Metadata-Version: 2.4
Name: elarodon
Version: 0.1.1
Summary: A comprehensive pipeline for detection and analysis of large genomic rearrangements from Oxford Nanopore Technologies (ONT) sequencing data.
Home-page: https://github.com/aakechin/eLaRodON
Author: Kechin A., Mikheeva R.
Author-email: mikheeva@yandex.ru
Classifier: Programming Language :: Python :: 3
Classifier: Programming Language :: Python :: 3.10
Classifier: Programming Language :: Python :: 3.11
Classifier: License :: OSI Approved :: MIT License
Classifier: Operating System :: OS Independent
Requires-Python: >=3.10
Description-Content-Type: text/markdown
Requires-Dist: biopython==1.84
Requires-Dist: pandas==2.2.2
Requires-Dist: pysam==0.22.1
Requires-Dist: toml==0.10.2
Requires-Dist: tqdm==4.66.5

# eLaRodON

A comprehensive pipeline for detection and analysis of large genomic rearrangements from Oxford Nanopore Technologies (ONT) sequencing data.

![Python](https://img.shields.io/badge/Python-3.7%2B-blue)
![License](https://img.shields.io/badge/License-MIT-green)

## Table of Contents
- [Overview](#overview)
- [Installation](#installation)
- [Quick Start](#quick-start)
- [Detailed Usage](#detailed-usage)
- [Output Files](#output-files)
- [Example](#example)
- [Troubleshooting](#troubleshooting)
- [Citation](#citation)
- [License](#license)

# Overview

The ONTLRcaller pipeline performs detection and characterization of large genomic rearrangements through four integrated modules:

[![](https://mermaid.ink/img/pako:eNpVkFFrgzAUhf9KuM-26NQa8zBodYXC6KAbe5gWCXptHZpIjNu62v--aDfK7lNOzndykpwhlwUCg4Pi7ZG8xKkgZpbJ0_blcZfzuka1J7PZ_bDjn2TU3UBWybusxER0-2tgNTHrqtaosCDGGEiU8Lo6iAaFzjbb53_kRnSodCXFyF2NaDKWQkjNNRYDiZMCy0pgpk8tZrlCs5195GV2q41_awWviex12-uBPCSv0ZqUVY17sMy7qgKYVj1a0KBq-CjhPMZT0EdsMAVmlqaK97VOIRUXE2u5eJOy-Usq2R-OwEped0b1bWGuElfcfNoNQVGgimQvNDAnmI4AdoYvYG7gzD0npAubuiH13MC34ATMC-bUufMdx_M8O3ToxYLvqdOe08C3zQSh6_shpYvLD7JJhTs?type=png)](https://mermaid.live/edit#pako:eNpVkFFrgzAUhf9KuM-26NQa8zBodYXC6KAbe5gWCXptHZpIjNu62v--aDfK7lNOzndykpwhlwUCg4Pi7ZG8xKkgZpbJ0_blcZfzuka1J7PZ_bDjn2TU3UBWybusxER0-2tgNTHrqtaosCDGGEiU8Lo6iAaFzjbb53_kRnSodCXFyF2NaDKWQkjNNRYDiZMCy0pgpk8tZrlCs5195GV2q41_awWviex12-uBPCSv0ZqUVY17sMy7qgKYVj1a0KBq-CjhPMZT0EdsMAVmlqaK97VOIRUXE2u5eJOy-Usq2R-OwEped0b1bWGuElfcfNoNQVGgimQvNDAnmI4AdoYvYG7gzD0npAubuiH13MC34ATMC-bUufMdx_M8O3ToxYLvqdOe08C3zQSh6_shpYvLD7JJhTs)

## Detailed description of the algorithm

The eLaRodON algorithm is a specialized computational pipeline designed for comprehensive detection of large genomic rearrangements (LGRs) from Oxford Nanopore sequencing data.
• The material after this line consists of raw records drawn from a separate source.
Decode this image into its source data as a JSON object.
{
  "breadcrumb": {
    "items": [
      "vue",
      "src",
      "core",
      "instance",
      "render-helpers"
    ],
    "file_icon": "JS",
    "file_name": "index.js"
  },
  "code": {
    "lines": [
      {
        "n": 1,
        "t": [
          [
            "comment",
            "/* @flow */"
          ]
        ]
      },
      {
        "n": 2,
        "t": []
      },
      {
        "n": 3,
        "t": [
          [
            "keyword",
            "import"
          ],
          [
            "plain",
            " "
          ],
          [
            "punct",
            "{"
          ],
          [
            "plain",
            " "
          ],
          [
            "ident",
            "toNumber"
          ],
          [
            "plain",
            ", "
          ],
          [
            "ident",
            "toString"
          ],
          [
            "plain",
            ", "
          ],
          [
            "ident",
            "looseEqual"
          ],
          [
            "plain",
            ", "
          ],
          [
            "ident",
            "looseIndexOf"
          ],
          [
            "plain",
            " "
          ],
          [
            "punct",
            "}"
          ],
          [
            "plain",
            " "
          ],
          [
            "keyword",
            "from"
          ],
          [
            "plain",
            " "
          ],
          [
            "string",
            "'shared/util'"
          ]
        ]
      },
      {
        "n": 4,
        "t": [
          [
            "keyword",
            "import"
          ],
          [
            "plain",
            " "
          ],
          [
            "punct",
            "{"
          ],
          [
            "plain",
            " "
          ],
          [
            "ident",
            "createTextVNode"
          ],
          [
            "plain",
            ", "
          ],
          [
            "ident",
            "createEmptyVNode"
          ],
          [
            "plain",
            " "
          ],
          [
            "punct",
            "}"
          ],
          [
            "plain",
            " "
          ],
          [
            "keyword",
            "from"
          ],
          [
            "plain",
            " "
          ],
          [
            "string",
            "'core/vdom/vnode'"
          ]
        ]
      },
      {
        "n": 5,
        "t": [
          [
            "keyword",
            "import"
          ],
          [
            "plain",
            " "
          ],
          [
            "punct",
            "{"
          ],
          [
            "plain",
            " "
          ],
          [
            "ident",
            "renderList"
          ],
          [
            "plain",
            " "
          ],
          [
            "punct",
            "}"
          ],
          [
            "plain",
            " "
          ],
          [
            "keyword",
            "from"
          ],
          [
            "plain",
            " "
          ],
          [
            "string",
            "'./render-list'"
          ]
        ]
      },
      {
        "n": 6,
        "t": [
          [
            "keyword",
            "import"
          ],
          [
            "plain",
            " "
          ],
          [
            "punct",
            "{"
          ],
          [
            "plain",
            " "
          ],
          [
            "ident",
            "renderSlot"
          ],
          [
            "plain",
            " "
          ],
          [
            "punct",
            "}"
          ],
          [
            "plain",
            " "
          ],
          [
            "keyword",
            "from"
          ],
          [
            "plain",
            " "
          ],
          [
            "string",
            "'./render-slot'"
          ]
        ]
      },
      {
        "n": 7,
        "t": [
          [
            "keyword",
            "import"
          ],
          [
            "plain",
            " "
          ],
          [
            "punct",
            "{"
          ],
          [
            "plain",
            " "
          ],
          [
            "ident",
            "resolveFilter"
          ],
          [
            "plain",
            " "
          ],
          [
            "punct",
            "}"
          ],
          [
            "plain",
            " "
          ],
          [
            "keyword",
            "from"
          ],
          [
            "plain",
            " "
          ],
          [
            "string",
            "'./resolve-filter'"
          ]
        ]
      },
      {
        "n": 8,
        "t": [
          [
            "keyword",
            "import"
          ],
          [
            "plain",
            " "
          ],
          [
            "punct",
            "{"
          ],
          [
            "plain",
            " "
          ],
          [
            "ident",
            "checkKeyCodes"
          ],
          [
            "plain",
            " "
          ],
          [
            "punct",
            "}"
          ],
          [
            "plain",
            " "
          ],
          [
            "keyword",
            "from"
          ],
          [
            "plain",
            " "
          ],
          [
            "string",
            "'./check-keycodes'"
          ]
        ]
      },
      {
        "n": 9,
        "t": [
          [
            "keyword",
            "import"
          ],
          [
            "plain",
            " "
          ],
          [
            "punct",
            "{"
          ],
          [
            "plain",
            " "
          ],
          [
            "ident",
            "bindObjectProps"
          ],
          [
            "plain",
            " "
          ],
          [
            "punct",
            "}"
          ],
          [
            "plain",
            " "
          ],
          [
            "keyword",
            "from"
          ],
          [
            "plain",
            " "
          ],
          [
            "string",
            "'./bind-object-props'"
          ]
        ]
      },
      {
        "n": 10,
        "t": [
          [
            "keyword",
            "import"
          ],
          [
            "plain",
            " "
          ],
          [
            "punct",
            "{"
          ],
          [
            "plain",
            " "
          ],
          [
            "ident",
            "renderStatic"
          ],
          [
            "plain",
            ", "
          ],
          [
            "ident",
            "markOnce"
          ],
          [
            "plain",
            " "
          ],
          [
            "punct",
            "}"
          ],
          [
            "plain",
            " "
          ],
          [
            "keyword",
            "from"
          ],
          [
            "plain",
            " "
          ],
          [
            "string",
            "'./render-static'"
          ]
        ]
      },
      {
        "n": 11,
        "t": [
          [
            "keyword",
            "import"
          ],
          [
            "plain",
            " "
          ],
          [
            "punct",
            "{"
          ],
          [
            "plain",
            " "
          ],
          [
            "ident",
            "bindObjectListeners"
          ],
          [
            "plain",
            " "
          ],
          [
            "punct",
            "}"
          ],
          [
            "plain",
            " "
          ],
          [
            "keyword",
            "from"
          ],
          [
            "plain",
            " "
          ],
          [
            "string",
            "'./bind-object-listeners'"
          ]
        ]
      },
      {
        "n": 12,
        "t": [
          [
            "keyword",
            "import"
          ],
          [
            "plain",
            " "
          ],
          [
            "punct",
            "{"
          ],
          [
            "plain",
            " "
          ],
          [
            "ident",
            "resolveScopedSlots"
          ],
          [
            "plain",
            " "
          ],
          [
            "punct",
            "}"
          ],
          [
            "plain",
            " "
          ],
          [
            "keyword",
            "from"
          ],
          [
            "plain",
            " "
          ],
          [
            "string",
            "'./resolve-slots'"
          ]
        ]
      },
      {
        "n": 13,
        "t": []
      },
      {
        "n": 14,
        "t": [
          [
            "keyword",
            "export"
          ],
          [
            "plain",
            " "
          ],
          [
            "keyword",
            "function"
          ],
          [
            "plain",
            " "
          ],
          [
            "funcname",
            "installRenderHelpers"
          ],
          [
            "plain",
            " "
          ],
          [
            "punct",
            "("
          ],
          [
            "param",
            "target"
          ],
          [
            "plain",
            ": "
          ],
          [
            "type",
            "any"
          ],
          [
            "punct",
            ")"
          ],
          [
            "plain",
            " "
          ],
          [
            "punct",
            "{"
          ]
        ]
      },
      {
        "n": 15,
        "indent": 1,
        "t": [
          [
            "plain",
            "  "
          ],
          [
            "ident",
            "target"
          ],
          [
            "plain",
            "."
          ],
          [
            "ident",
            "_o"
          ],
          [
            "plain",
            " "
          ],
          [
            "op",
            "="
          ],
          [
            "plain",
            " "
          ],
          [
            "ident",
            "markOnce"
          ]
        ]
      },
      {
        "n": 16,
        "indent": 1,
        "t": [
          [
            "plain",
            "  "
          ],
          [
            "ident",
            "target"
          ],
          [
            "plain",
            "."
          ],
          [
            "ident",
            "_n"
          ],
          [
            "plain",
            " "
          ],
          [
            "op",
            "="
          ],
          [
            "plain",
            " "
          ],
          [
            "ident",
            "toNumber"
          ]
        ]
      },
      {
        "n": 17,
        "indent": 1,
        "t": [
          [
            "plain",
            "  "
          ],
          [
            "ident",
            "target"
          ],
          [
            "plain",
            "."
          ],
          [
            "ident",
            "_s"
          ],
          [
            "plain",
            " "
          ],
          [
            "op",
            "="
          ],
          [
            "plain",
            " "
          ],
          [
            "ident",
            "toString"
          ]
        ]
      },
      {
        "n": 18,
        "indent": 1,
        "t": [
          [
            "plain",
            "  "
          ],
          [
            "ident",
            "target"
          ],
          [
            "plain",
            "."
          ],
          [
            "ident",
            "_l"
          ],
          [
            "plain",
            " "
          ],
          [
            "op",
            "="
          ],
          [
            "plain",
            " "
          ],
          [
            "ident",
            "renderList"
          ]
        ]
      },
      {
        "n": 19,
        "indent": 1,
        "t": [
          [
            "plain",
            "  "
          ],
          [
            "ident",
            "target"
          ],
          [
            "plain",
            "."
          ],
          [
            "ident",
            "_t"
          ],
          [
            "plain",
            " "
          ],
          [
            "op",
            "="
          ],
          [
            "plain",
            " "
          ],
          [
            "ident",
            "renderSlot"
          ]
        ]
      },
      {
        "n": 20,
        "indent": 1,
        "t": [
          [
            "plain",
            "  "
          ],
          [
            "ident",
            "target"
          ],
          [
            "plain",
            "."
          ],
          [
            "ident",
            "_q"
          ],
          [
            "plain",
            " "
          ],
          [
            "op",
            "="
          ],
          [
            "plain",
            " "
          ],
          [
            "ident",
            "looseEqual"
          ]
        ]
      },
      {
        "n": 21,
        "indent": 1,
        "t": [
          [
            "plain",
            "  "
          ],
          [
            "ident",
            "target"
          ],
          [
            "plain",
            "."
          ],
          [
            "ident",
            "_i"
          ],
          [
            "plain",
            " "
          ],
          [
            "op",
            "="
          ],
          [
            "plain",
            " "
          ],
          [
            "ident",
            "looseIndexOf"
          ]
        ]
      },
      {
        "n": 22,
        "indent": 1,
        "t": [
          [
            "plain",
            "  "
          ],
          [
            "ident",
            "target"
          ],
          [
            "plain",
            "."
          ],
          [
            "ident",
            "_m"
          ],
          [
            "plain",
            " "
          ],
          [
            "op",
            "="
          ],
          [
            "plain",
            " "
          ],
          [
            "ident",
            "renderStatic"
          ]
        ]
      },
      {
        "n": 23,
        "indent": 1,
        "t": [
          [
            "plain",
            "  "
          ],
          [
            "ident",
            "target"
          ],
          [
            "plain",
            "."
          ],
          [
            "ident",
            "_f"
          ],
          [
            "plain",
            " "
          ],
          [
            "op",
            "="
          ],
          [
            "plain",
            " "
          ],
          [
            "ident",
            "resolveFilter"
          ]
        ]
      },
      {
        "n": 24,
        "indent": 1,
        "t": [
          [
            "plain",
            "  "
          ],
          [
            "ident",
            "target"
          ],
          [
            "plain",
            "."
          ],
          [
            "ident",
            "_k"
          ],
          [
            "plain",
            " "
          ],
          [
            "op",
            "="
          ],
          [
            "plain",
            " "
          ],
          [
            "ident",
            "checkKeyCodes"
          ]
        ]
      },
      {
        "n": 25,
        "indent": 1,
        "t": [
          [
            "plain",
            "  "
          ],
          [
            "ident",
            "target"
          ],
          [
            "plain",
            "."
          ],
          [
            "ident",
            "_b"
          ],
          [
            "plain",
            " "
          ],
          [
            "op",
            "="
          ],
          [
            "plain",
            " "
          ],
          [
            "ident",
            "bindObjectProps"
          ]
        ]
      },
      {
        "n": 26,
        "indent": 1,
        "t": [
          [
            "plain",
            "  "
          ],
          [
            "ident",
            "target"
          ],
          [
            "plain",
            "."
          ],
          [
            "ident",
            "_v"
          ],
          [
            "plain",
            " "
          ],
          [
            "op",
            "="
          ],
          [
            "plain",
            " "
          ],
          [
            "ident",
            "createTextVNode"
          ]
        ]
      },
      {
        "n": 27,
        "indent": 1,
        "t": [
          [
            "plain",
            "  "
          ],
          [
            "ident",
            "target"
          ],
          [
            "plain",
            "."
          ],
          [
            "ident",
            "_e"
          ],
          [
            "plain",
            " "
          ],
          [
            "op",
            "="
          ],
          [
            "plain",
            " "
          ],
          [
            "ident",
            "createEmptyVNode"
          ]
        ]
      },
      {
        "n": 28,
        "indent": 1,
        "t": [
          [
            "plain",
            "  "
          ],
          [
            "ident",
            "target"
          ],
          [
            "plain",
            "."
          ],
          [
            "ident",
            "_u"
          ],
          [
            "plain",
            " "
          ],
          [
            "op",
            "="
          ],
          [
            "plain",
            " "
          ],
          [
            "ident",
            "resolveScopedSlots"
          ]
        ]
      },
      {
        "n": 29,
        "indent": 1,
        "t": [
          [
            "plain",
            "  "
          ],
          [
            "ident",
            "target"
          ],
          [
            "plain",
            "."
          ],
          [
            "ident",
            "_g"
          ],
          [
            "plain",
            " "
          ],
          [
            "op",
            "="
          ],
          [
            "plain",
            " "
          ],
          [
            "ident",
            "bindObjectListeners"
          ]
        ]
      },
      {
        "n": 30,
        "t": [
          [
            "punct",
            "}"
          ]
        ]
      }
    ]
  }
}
Unlike conventional tools developed primarily for germline variants, eLaRodON incorporates several innovative features specifically optimized for identifying somatic LGRs, including those supported by single reads.
Input Processing

The algorithm begins by processing aligned sequencing data in BAM format. It performs chromosome-by-chromosome analysis to optimize memory usage, with an option to focus on specific genomic regions of interest. The tool only considers primary alignments containing complete mapping information to ensure analysis quality.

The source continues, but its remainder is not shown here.